Porque se trata de alcanzar la unidad en el Espíritu, esa plenitud de ser no la puedo encontrar encerrándome en mí mismo sino descubriendo al otro y potenciando esa relación con el otro como persona. Y digo como persona, porque generalmente nos relacionamos con los demás como cosas, de las que nos podemos aprovechar. Cuando hago esto me hago menos humano. Descubriendo al otro y volcándome en él, despliego mis mejores posibilidades de ser. Hemos llegado a lo que es la esencia de lo humano.
“El que tenga oídos que oiga”. Esa advertencia vale para nosotros hoy igual que para los que la oyeron de labios de Jesús. En aquel tiempo, era la doctrina oficial la que impedía comprender el mensaje de Jesús. Hoy siguen siendo los prejuicios religiosos, los que nos mantienen atados a falsas seguridades, que nos sigue ofreciendo una religión muy alejada de los orígenes. El aferrarnos a esas seguridades es lo que sigue impidiendo una respuesta al mensaje, adecuada a nuestra situación actual. El evangelio es fácil de oír, más difícil de escuchar y cada vez más complicado de vivir.

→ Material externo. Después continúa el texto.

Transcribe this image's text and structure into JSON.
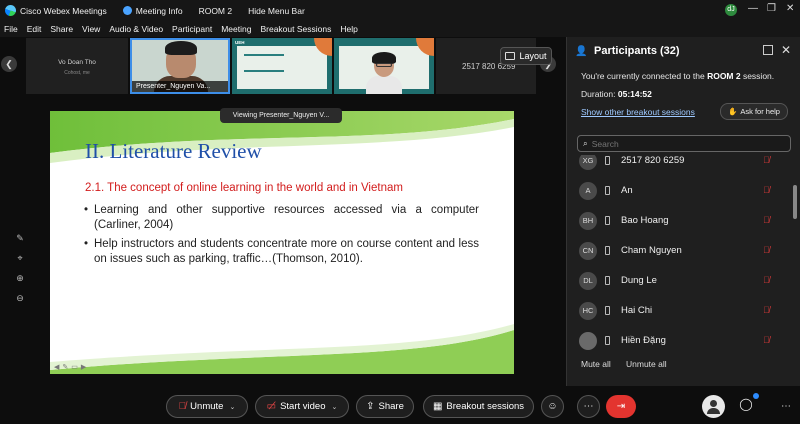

Descubrir cuál sería el fruto al que se refiere la parábola sería la clave de su comprensión. El fruto no es el éxito externo, sino el cambio de mentalidad del que escucha. Se trata de situarse en la vida con un sentido nuevo de pertenencia, una vez superada la tentación del individualismo egocéntrico. El fruto sería una nueva manera de relacionarse con Dios, consigo mimos, con los demás y con las cosas.
Cada uno debe hacer un cuidadoso análisis para descubrir lo que impide que la semilla dé fruto en mí. La dureza del camino, las piedras, las zarzas son ejemplos que nos deben guiar en la búsqueda de nuestros propios impedimentos. A mí el ansia de riquezas o poder no me dice nada; pero el afán de tener siempre razón puede arruinar mi vida espiritual. Debemos tener claro que si la semilla no da fruto, es porque algo se lo impide. La tierra es siempre buena si no se interponen obstáculos para que la semilla germine.